For most people, owning a home in a developing country like Kenya is near impossible simply because it’s too expensive. There are not many options available – if you don’t own a house, you are subject to high rent and unreliable lease agreements. Now, humanitarian design organisation Orkidstudio is looking to help with its Nakuru and 1k House projects, which aim to train Nakuru-county locals in earthbag construction and implement the development of sustainable earthbag houses.
Sandbag housing solution opens doors for home ownership in Nakuru
Before any building could begin, Orkidstudio sought to change the community’s negative perception of earthen building materials as symbols of a backward society. According to the website, team members initiated the Nakuru project by “presenting earth as a modern technology, far superior in economic, environmental and aesthetic terms, and with much greater accessibility and ease of use.

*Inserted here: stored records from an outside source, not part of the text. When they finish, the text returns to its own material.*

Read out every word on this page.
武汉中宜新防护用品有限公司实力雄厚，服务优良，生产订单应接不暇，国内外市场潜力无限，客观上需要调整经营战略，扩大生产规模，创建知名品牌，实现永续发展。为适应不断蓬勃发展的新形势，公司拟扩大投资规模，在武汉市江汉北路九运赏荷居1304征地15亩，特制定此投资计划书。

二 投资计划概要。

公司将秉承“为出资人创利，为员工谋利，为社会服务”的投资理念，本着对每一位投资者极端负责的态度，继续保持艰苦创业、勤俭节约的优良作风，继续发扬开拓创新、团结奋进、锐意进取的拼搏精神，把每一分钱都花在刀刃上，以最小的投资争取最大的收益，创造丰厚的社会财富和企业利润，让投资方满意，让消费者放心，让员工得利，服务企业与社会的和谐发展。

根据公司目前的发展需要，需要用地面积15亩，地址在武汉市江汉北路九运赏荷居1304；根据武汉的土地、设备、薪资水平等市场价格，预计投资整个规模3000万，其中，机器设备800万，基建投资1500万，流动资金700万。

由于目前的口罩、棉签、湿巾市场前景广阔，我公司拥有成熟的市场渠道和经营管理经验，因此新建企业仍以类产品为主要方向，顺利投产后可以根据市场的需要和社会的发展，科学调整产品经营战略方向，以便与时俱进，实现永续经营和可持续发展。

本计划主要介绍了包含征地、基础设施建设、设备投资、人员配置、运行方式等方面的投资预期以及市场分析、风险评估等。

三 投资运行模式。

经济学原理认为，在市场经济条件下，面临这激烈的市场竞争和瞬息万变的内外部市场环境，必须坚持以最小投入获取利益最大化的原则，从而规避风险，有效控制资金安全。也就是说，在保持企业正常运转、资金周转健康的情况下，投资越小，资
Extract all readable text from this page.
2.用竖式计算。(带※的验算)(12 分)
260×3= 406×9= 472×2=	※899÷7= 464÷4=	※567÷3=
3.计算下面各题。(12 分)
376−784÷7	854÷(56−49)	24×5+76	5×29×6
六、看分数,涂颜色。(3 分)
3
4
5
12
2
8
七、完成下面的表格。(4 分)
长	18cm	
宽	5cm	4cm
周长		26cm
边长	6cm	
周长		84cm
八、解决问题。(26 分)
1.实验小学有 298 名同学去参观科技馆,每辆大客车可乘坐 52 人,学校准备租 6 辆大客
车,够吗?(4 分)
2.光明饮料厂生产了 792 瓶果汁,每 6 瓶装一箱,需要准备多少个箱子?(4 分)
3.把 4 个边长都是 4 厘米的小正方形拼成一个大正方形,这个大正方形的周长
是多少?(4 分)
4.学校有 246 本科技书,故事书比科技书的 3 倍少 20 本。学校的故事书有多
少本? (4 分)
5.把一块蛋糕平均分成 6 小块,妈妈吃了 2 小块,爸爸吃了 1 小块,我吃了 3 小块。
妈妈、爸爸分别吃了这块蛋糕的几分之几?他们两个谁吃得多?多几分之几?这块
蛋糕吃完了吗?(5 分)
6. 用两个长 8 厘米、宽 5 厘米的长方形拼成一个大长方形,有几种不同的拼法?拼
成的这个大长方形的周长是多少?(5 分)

The second phase of the development is the 1k House project, which is the first sandbag and wood house prototype to go up in the community. The model costs 1000 pounds to build, half the cost of building a standard concrete or brick house in the area. Despite this substantial improvement in construction costs, the organisation is aware that this is still too expensive for locals and has devised a way of increasing family incomes.
Orkidstudio is calling the pilot construction Hellen’s House because it is intended for local, Hellen Nyambura Kamau and her family. The organisation says the family dwelling will “double as a show-home for Hellen to develop, along with a team from the local community,” and act as an “earthbag construction business, delivering homes for others across the area, creating a unique opportunity for income generation.”